Lehmberg has written many articles, some of which are listed here:
- Archbishop Grindal and the Prophesyings, Historical Magazine of the Protestant Episcopal Church (1965)
- Early Tudor Parliamentary Procedure: Provisos in the Legislation of the Reformation Parliament, E.H.R. (1966)
- Parliamentary Attainder in the Reign of Henry VIII, Historical Journal (1975)
- The Reformation of Choirs: Cathedral Musical Establishments in Tudor England, Tudor Rule and Revolution: Essays for G.R. Elton from his American Friends (1982)
- Henry VIII and the Cathedrals, Huntington Library Quarterly (1986)
- Writings of English Cathedral Clergy (1600-1700), Anglican Theological Review (1993)

Other Lehmberg articles appeared in Studies in the Renaissance, in The Historian, and in Archiv für Reformationsgeschichte. He wrote over 100 book reviews, and served on the editorial boards of The Historian and The Sixteenth Century Journal. He was president of the Midwest Conference on British Studies, and a member of the Council of the American Historical Association.
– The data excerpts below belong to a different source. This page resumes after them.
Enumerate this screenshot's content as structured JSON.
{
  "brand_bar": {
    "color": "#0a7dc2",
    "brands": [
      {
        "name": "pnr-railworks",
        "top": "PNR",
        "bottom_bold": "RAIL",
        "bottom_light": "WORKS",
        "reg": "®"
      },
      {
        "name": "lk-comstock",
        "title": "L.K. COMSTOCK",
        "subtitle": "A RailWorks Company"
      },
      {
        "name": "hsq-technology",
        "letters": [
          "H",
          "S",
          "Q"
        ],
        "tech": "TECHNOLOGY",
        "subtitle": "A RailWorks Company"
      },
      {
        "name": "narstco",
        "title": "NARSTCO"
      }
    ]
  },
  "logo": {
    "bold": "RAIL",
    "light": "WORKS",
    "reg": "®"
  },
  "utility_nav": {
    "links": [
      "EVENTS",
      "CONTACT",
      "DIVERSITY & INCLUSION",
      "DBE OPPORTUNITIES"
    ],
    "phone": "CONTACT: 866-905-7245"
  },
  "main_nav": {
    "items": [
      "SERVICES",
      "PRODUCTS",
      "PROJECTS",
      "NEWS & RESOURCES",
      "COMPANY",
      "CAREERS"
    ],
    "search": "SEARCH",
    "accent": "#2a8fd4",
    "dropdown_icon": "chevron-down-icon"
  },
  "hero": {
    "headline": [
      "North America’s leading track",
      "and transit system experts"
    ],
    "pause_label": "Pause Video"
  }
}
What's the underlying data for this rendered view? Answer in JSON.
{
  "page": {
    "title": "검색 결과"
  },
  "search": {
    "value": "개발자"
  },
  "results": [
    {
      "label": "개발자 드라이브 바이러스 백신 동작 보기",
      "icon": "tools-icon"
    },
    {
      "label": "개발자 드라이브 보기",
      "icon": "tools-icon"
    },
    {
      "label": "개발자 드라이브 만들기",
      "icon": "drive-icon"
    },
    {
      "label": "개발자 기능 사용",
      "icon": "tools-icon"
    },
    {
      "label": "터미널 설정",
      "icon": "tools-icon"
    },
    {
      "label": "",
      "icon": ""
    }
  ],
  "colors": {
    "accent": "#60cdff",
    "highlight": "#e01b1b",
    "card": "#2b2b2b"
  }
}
==Academic and career honors==
- Recipient of Fulbright Scholarship (1954-1956)
- Recipient of Guggenheim Fellowship (1956-1966)
- Recipient of British Academy grant (1974)
- Recipient of Folger Shakespeare Library grant (1974)
- Recipient of Guggenheim Fellowship (1985-1986)
- Awarded the Doctor of Letters degree by Cambridge University (1990)
- Elected Fellow of Society of Antiquaries of London (1997)

==Music efforts==
Lehmberg considered university training as an organist, but learned that his organ repertoire upon entering the University of Kansas was about equal to what he would be taught in that university's curriculum, so he pursued other liberal-arts themes, eventually falling into the concentrated study of history. He planned on using his Fulbright Scholarship to study the history of the Italian Renaissance, but did not receive approval to study in Italy because he had not bothered to learn sufficient Italian. Therefore, he ended up in London, and while there he took organ lessons on the side, while pursuing a Ph.D. degree (a normal three-year course that he managed to complete in two years). He studied with eminent British organist Sir Boris Ord.

Lehmberg worked with choirs and church musical groups both at Austin and St. Paul. He served on the board of Saint Paul Chamber Orchestra
and on the board of Concentus Musicus (which performed antique music on period instruments) until its demise. For 28 years he was organist and choir director of St. Clement's Episcopal Church in St. Paul, Minnesota. He twice led the University's search for new heads of the university's Department of Music.

==Personal life==
When Lehmberg arrived in Austin for his first teaching job, a graduate student in one of his classes was majoring in Library Science, specializing in rare-books librarianship. He began dating her, and soon they were married (Phyllis). She was a native Texan, and resisted the 1969 move to Minnesota, but eventually became very happy there.